Les espoirs de la jeunesse tunisienne

Cette émigration s’est peu à peu transformée en un réel business. Au cours de ces dernières années, plusieurs agences spécialisées dans la préparation et la traduction des dossiers, ont vu le jour. Une employée de l’agence Getusion explique que les jeunes se rueraient sur ce type de services. Le fondateur de l’agence – un Tunisien qui a lui-même vécu en Allemagne pendant plusieurs années – aurait donc mis le doigt sur un marché prestigieux. 

Après tout, émigrer n’est pas facile pour quelqu’un qui ne possède pas de passeport européen, et c’est normal de vouloir être bien préparé. Un grand nombre de demandes proviennent de jeunes tunisiens qui aimeraient effectuer une partie de leurs études ou un stage dans Union européenne. Les pays les plus populaires sont évidemment la France, mais aussi l’Allemagne, la Belgique ou encore les pays scandinaves. 

Partenariat de mobilité avec la Tunisie

Cette année, l’UE a conclu un partenariat de mobilité avec la Tunisie. Le document a été finalisé en mars 2014 et prévoit un allégement de la procédure de demande de visa. Soit un dispositif qui irait de pair avec une meilleure reconnaissance des diplômes et des expériences d’emploi. De plus, il vise à mieux informer les citoyens tunisiens sur les possibilités d’études et d’emploi en Europe. En parallèle, l’UE s’engage, dans le cadre de ce partenariat, à faire avancer l’intégration des citoyens tunisiens dans l’UE ainsi que de renforcer le rôle des collectivités tunisiennes en tant qu’acteurs de développement au sein de l’Union. 

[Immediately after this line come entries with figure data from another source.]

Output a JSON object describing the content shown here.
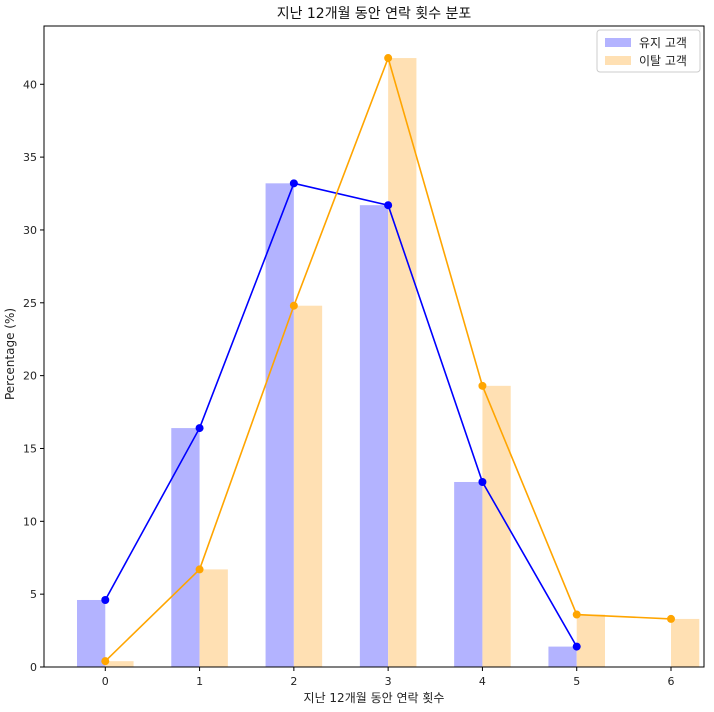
{
  "chart_data": {
    "type": "bar",
    "title": "지난 12개월 동안 연락 횟수 분포",
    "xlabel": "지난 12개월 동안 연락 횟수",
    "ylabel": "Percentage (%)",
    "categories": [
      "0",
      "1",
      "2",
      "3",
      "4",
      "5",
      "6"
    ],
    "x": [
      0,
      1,
      2,
      3,
      4,
      5,
      6
    ],
    "ylim": [
      0,
      44
    ],
    "yticks": [
      0,
      5,
      10,
      15,
      20,
      25,
      30,
      35,
      40
    ],
    "grid": false,
    "legend_position": "top-right",
    "series": [
      {
        "name": "유지 고객",
        "x": [
          0,
          1,
          2,
          3,
          4,
          5
        ],
        "values": [
          4.6,
          16.4,
          33.2,
          31.7,
          12.7,
          1.4
        ],
        "bar_color": "#b3b3ff",
        "line_color": "#0000ff"
      },
      {
        "name": "이탈 고객",
        "x": [
          0,
          1,
          2,
          3,
          4,
          5,
          6
        ],
        "values": [
          0.4,
          6.7,
          24.8,
          41.8,
          19.3,
          3.6,
          3.3
        ],
        "bar_color": "#ffe0b3",
        "line_color": "#ffa500"
      }
    ]
  }
}
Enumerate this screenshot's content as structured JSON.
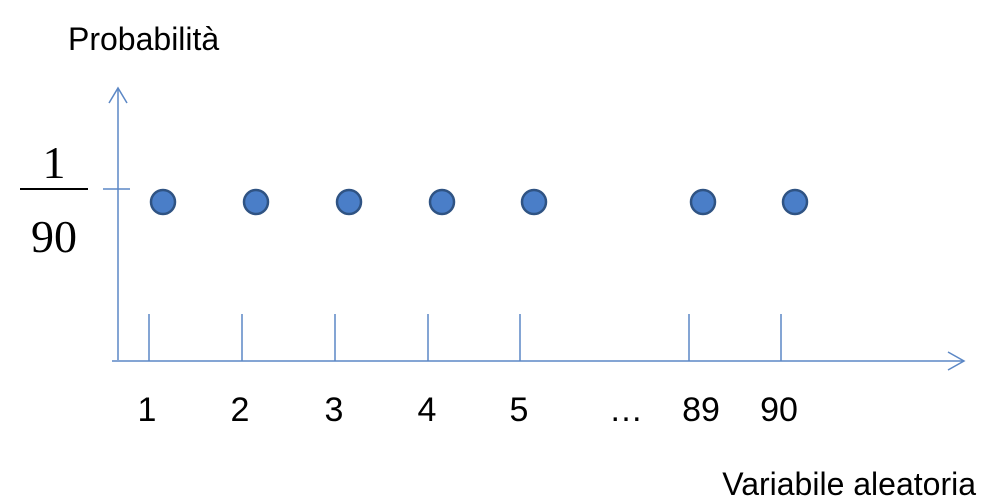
{
  "chart_data": {
    "type": "scatter",
    "title": "",
    "ylabel": "Probabilità",
    "xlabel": "Variabile aleatoria",
    "x_tick_labels": [
      "1",
      "2",
      "3",
      "4",
      "5",
      "…",
      "89",
      "90"
    ],
    "y_tick_label": {
      "numerator": "1",
      "denominator": "90"
    },
    "points": [
      {
        "x": "1",
        "y": 0.0111
      },
      {
        "x": "2",
        "y": 0.0111
      },
      {
        "x": "3",
        "y": 0.0111
      },
      {
        "x": "4",
        "y": 0.0111
      },
      {
        "x": "5",
        "y": 0.0111
      },
      {
        "x": "89",
        "y": 0.0111
      },
      {
        "x": "90",
        "y": 0.0111
      }
    ],
    "grid": false,
    "colors": {
      "axis": "#5b87c5",
      "point_fill": "#4a7ec8",
      "point_stroke": "#2f5383"
    }
  }
}
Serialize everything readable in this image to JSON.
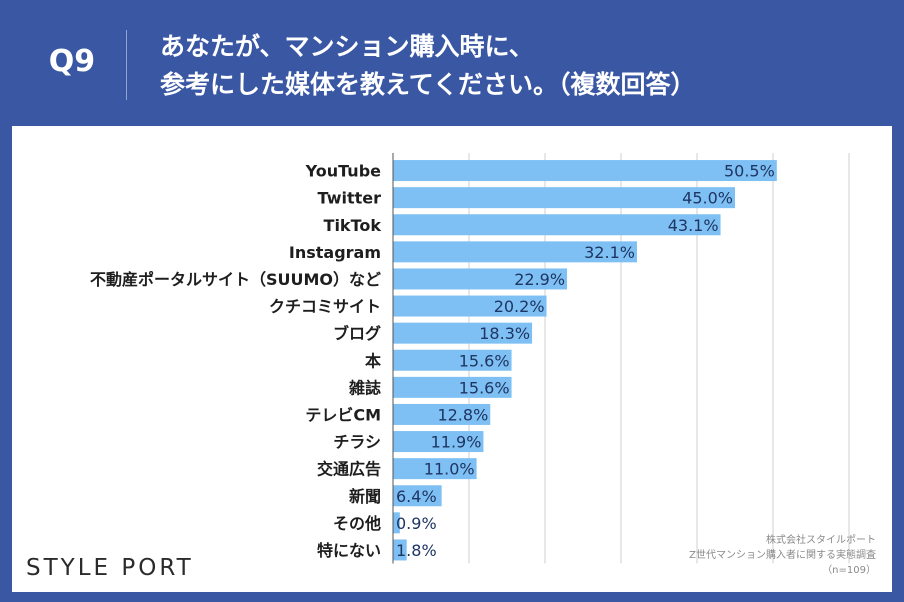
{
  "header": {
    "q_label": "Q9",
    "title_line1": "あなたが、マンション購入時に、",
    "title_line2": "参考にした媒体を教えてください。（複数回答）"
  },
  "brand": "STYLE PORT",
  "source": {
    "line1": "株式会社スタイルポート",
    "line2": "Z世代マンション購入者に関する実態調査",
    "line3": "（n=109）"
  },
  "colors": {
    "bar": "#7ec0f3",
    "header_bg": "#3a57a4",
    "grid": "#cfcfcf"
  },
  "chart_data": {
    "type": "bar",
    "orientation": "horizontal",
    "title": "",
    "xlabel": "",
    "ylabel": "",
    "xlim": [
      0,
      60
    ],
    "grid": true,
    "categories": [
      "YouTube",
      "Twitter",
      "TikTok",
      "Instagram",
      "不動産ポータルサイト（SUUMO）など",
      "クチコミサイト",
      "ブログ",
      "本",
      "雑誌",
      "テレビCM",
      "チラシ",
      "交通広告",
      "新聞",
      "その他",
      "特にない"
    ],
    "values": [
      50.5,
      45.0,
      43.1,
      32.1,
      22.9,
      20.2,
      18.3,
      15.6,
      15.6,
      12.8,
      11.9,
      11.0,
      6.4,
      0.9,
      1.8
    ],
    "value_labels": [
      "50.5%",
      "45.0%",
      "43.1%",
      "32.1%",
      "22.9%",
      "20.2%",
      "18.3%",
      "15.6%",
      "15.6%",
      "12.8%",
      "11.9%",
      "11.0%",
      "6.4%",
      "0.9%",
      "1.8%"
    ]
  }
}
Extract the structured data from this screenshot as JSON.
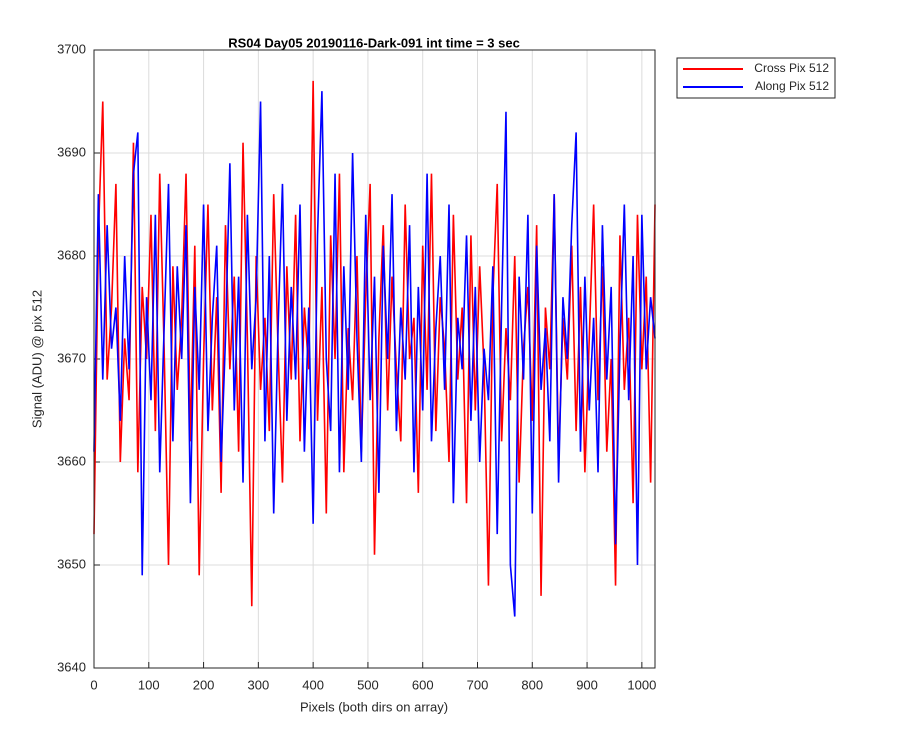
{
  "chart_data": {
    "type": "line",
    "title": "RS04 Day05 20190116-Dark-091 int time = 3 sec",
    "xlabel": "Pixels (both dirs on array)",
    "ylabel": "Signal (ADU) @ pix 512",
    "x": [
      0,
      8,
      16,
      24,
      32,
      40,
      48,
      56,
      64,
      72,
      80,
      88,
      96,
      104,
      112,
      120,
      128,
      136,
      144,
      152,
      160,
      168,
      176,
      184,
      192,
      200,
      208,
      216,
      224,
      232,
      240,
      248,
      256,
      264,
      272,
      280,
      288,
      296,
      304,
      312,
      320,
      328,
      336,
      344,
      352,
      360,
      368,
      376,
      384,
      392,
      400,
      408,
      416,
      424,
      432,
      440,
      448,
      456,
      464,
      472,
      480,
      488,
      496,
      504,
      512,
      520,
      528,
      536,
      544,
      552,
      560,
      568,
      576,
      584,
      592,
      600,
      608,
      616,
      624,
      632,
      640,
      648,
      656,
      664,
      672,
      680,
      688,
      696,
      704,
      712,
      720,
      728,
      736,
      744,
      752,
      760,
      768,
      776,
      784,
      792,
      800,
      808,
      816,
      824,
      832,
      840,
      848,
      856,
      864,
      872,
      880,
      888,
      896,
      904,
      912,
      920,
      928,
      936,
      944,
      952,
      960,
      968,
      976,
      984,
      992,
      1000,
      1008,
      1016,
      1024
    ],
    "series": [
      {
        "name": "Cross Pix 512",
        "color": "#ff0000",
        "values": [
          3653,
          3682,
          3695,
          3668,
          3675,
          3687,
          3660,
          3672,
          3666,
          3691,
          3659,
          3677,
          3670,
          3684,
          3663,
          3688,
          3671,
          3650,
          3679,
          3667,
          3674,
          3688,
          3662,
          3681,
          3649,
          3670,
          3685,
          3665,
          3676,
          3657,
          3683,
          3669,
          3678,
          3661,
          3691,
          3672,
          3646,
          3680,
          3667,
          3674,
          3663,
          3686,
          3671,
          3658,
          3679,
          3668,
          3684,
          3662,
          3675,
          3669,
          3697,
          3664,
          3677,
          3655,
          3682,
          3670,
          3688,
          3659,
          3673,
          3666,
          3680,
          3661,
          3676,
          3687,
          3651,
          3672,
          3683,
          3665,
          3678,
          3669,
          3662,
          3685,
          3670,
          3674,
          3657,
          3681,
          3667,
          3688,
          3663,
          3676,
          3671,
          3660,
          3684,
          3668,
          3675,
          3656,
          3682,
          3665,
          3679,
          3669,
          3648,
          3676,
          3687,
          3662,
          3673,
          3666,
          3680,
          3658,
          3671,
          3677,
          3664,
          3683,
          3647,
          3675,
          3669,
          3686,
          3660,
          3674,
          3668,
          3681,
          3663,
          3677,
          3659,
          3672,
          3685,
          3666,
          3679,
          3661,
          3670,
          3648,
          3682,
          3667,
          3674,
          3656,
          3684,
          3669,
          3678,
          3658,
          3685
        ]
      },
      {
        "name": "Along Pix 512",
        "color": "#0000ff",
        "values": [
          3661,
          3686,
          3668,
          3683,
          3671,
          3675,
          3664,
          3680,
          3669,
          3688,
          3692,
          3649,
          3676,
          3666,
          3684,
          3659,
          3673,
          3687,
          3662,
          3679,
          3670,
          3683,
          3656,
          3677,
          3667,
          3685,
          3663,
          3674,
          3681,
          3660,
          3672,
          3689,
          3665,
          3678,
          3658,
          3684,
          3669,
          3676,
          3695,
          3662,
          3680,
          3655,
          3673,
          3687,
          3664,
          3677,
          3668,
          3685,
          3661,
          3675,
          3654,
          3682,
          3696,
          3670,
          3663,
          3688,
          3659,
          3679,
          3667,
          3690,
          3672,
          3660,
          3684,
          3666,
          3678,
          3657,
          3681,
          3670,
          3686,
          3663,
          3675,
          3668,
          3683,
          3659,
          3677,
          3665,
          3688,
          3662,
          3673,
          3680,
          3667,
          3685,
          3656,
          3674,
          3669,
          3682,
          3664,
          3677,
          3660,
          3671,
          3666,
          3679,
          3653,
          3675,
          3694,
          3650,
          3645,
          3678,
          3668,
          3684,
          3655,
          3681,
          3667,
          3673,
          3662,
          3686,
          3658,
          3676,
          3670,
          3683,
          3692,
          3661,
          3678,
          3665,
          3674,
          3659,
          3683,
          3668,
          3677,
          3652,
          3671,
          3685,
          3666,
          3680,
          3650,
          3684,
          3669,
          3676,
          3672
        ]
      }
    ],
    "xlim": [
      0,
      1024
    ],
    "xticks": [
      0,
      100,
      200,
      300,
      400,
      500,
      600,
      700,
      800,
      900,
      1000
    ],
    "ylim": [
      3640,
      3700
    ],
    "yticks": [
      3640,
      3650,
      3660,
      3670,
      3680,
      3690,
      3700
    ],
    "grid": true,
    "legend": "outside-right"
  }
}
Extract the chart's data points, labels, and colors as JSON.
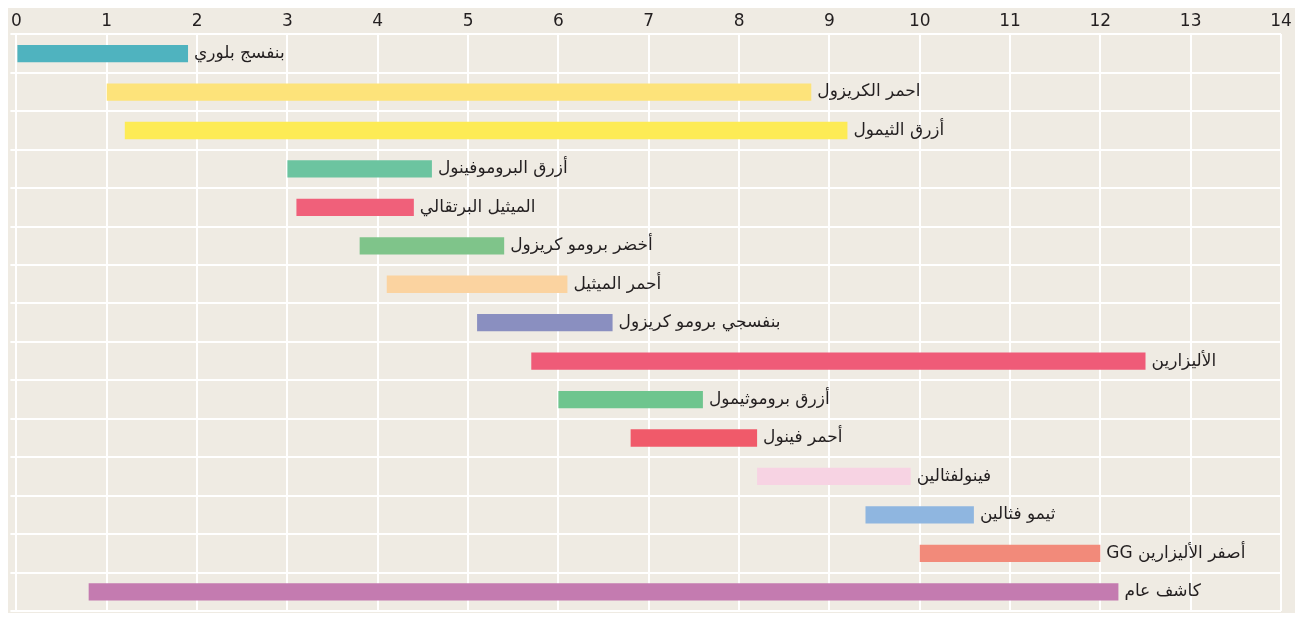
{
  "chart_data": {
    "type": "bar",
    "orientation": "horizontal",
    "categories": [
      "بنفسج بلوري",
      "احمر الكريزول",
      "أزرق الثيمول",
      "أزرق البروموفينول",
      "الميثيل البرتقالي",
      "أخضر برومو كريزول",
      "أحمر الميثيل",
      "بنفسجي برومو كريزول",
      "الأليزارين",
      "أزرق بروموثيمول",
      "أحمر فينول",
      "فينولفثالين",
      "ثيمو فثالين",
      "أصفر الأليزارين GG",
      "كاشف عام"
    ],
    "base": [
      0,
      1.0,
      1.2,
      3.0,
      3.1,
      3.8,
      4.1,
      5.1,
      5.7,
      6.0,
      6.8,
      8.2,
      9.4,
      10.0,
      0.8
    ],
    "values": [
      1.9,
      7.8,
      8.0,
      1.6,
      1.3,
      1.6,
      2.0,
      1.5,
      6.8,
      1.6,
      1.4,
      1.7,
      1.2,
      2.0,
      11.4
    ],
    "colors": [
      "#4fb3bf",
      "#fde37a",
      "#fdeb55",
      "#6cc4a0",
      "#f0607a",
      "#7fc48a",
      "#fbd3a0",
      "#8a8fc0",
      "#ef5b78",
      "#6ec58e",
      "#f05a6a",
      "#f7d3e3",
      "#8fb6e0",
      "#f28a7a",
      "#c47bb0"
    ],
    "xlim": [
      0,
      14
    ],
    "xticks": [
      0,
      1,
      2,
      3,
      4,
      5,
      6,
      7,
      8,
      9,
      10,
      11,
      12,
      13,
      14
    ],
    "grid": true,
    "tick_labels": "x"
  }
}
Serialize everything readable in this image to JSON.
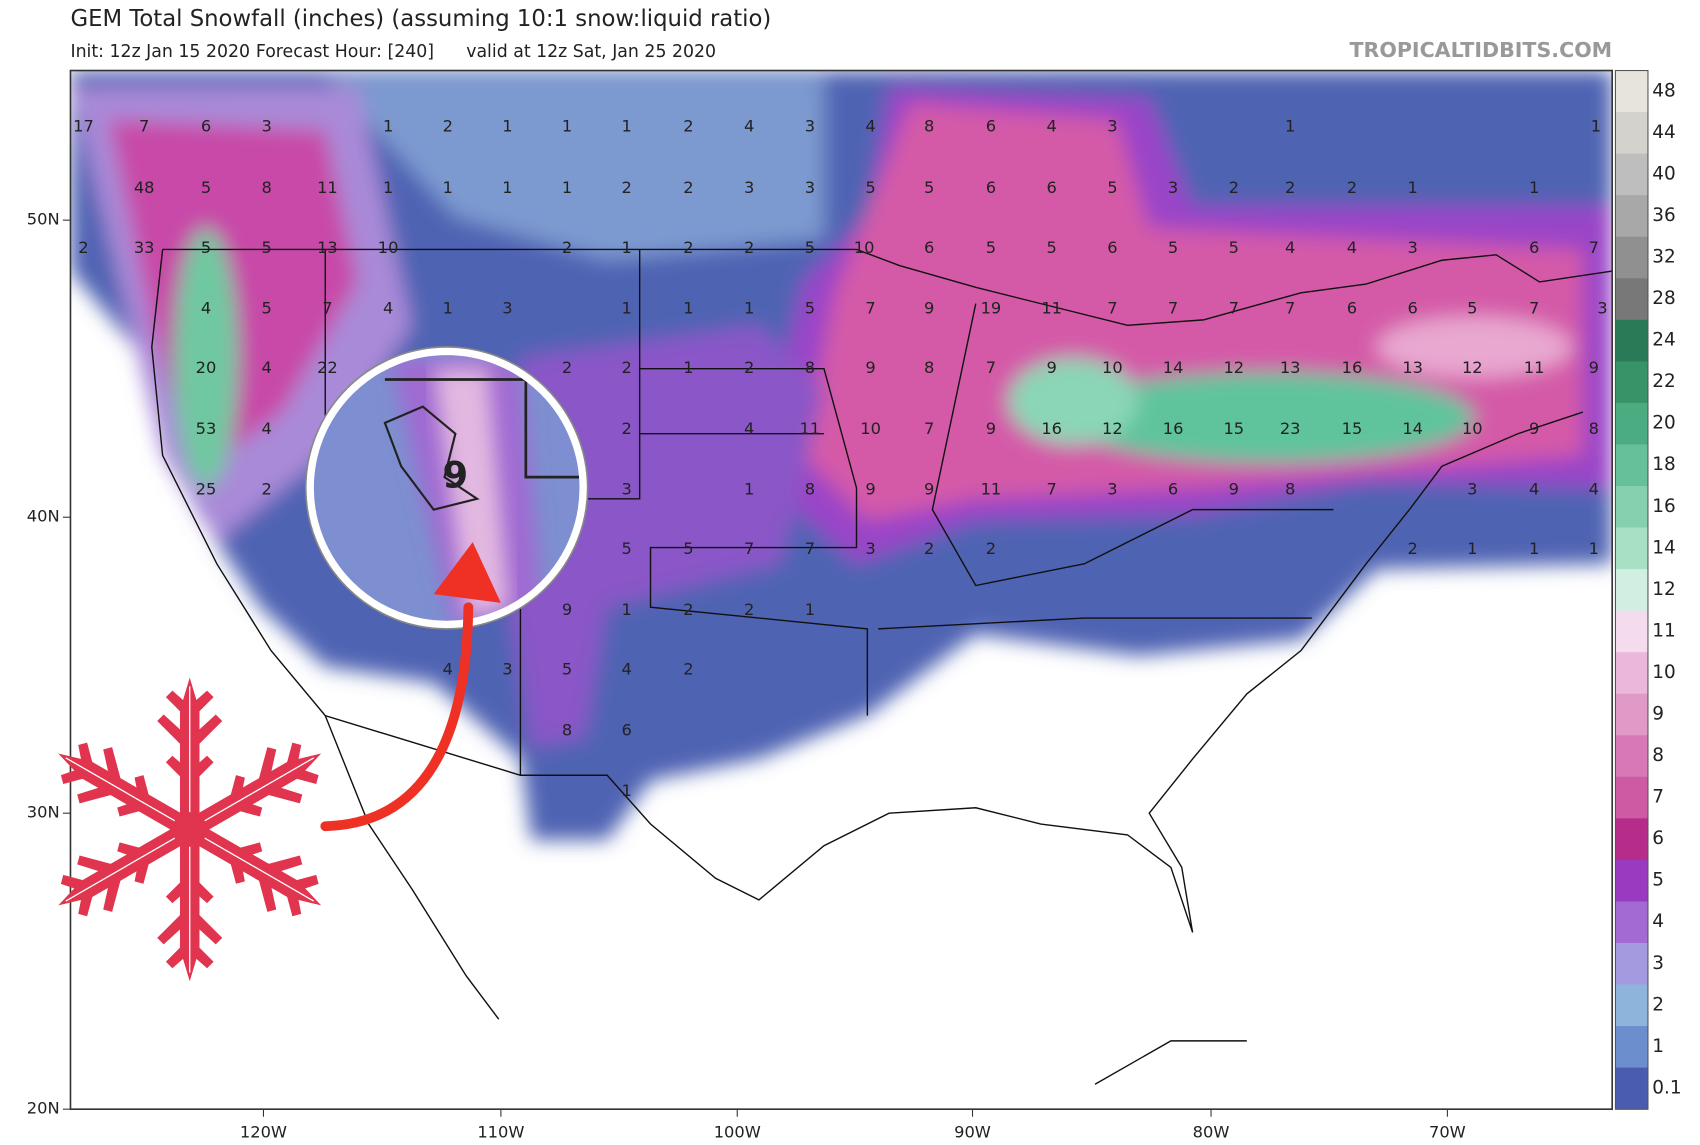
{
  "header": {
    "title": "GEM Total Snowfall (inches) (assuming 10:1 snow:liquid ratio)",
    "init": "Init: 12z Jan 15 2020",
    "forecast_hour": "Forecast Hour: [240]",
    "valid": "valid at 12z Sat, Jan 25 2020",
    "brand": "TROPICALTIDBITS.COM"
  },
  "lat_labels": [
    "50N",
    "40N",
    "30N",
    "20N"
  ],
  "lon_labels": [
    "120W",
    "110W",
    "100W",
    "90W",
    "80W",
    "70W"
  ],
  "colorbar_labels": [
    48,
    44,
    40,
    36,
    32,
    28,
    24,
    22,
    20,
    18,
    16,
    14,
    12,
    11,
    10,
    9,
    8,
    7,
    6,
    5,
    4,
    3,
    2,
    1,
    0.1
  ],
  "magnifier_label": 9,
  "contour_labels": [
    [
      17,
      7,
      6,
      3,
      1,
      2,
      1,
      1,
      1,
      2,
      4,
      3,
      4,
      8,
      6,
      4,
      3,
      1,
      1
    ],
    [
      48,
      5,
      8,
      11,
      1,
      1,
      1,
      1,
      2,
      2,
      3,
      3,
      5,
      5,
      6,
      6,
      5,
      3,
      2,
      2,
      2,
      1,
      1
    ],
    [
      2,
      33,
      5,
      5,
      13,
      10,
      2,
      1,
      2,
      2,
      5,
      10,
      6,
      5,
      5,
      6,
      5,
      5,
      4,
      4,
      3,
      6,
      7
    ],
    [
      4,
      5,
      7,
      4,
      1,
      3,
      1,
      1,
      1,
      5,
      7,
      9,
      19,
      11,
      7,
      7,
      7,
      7,
      6,
      6,
      5,
      7,
      3
    ],
    [
      20,
      4,
      22,
      2,
      2,
      1,
      2,
      8,
      9,
      8,
      7,
      9,
      10,
      14,
      12,
      13,
      16,
      13,
      12,
      11,
      9
    ],
    [
      53,
      4,
      2,
      4,
      11,
      10,
      7,
      9,
      16,
      12,
      16,
      15,
      23,
      15,
      14,
      10,
      9,
      8
    ],
    [
      25,
      2,
      3,
      1,
      8,
      9,
      9,
      11,
      7,
      3,
      6,
      9,
      8,
      3,
      4,
      4
    ],
    [
      5,
      5,
      7,
      7,
      3,
      2,
      2,
      2,
      1,
      1,
      1
    ],
    [
      9,
      1,
      2,
      2,
      1
    ],
    [
      4,
      3,
      5,
      4,
      2
    ],
    [
      8,
      6
    ],
    [
      1
    ]
  ]
}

Il y a toutefois, comme souvent, un pendant négatif. À côté des aspects positifs de la facilitation de l’émigration légale, la lutte contre l’immigration illégale entraîne le renforcement des frontières et des négociations ont d’ores et déjà débuté concernant le renvoi de groupes d’immigrés illégaux. 

Par conséquent, certaines voix critiques accusent ainsi l’UE d’externaliser sa politique d’asile et d’immigration et d’étendre les conséquences de ces politiques aux autres pays voisins. Le fait pour l’UE de sélectionner le personnel qualifié de ses pays voisins et de faire ses choix dans le seul souci d’avantager ses pays membres reste une attitude contestée. Ainsi, le rêve de migration est majoritairement rendu accessible aux classes aisées tunisiennes. La misère des migrants illégaux, quant à elle, ne suscite pas l’intérêt nécessaire pour trouver les solutions adéquates.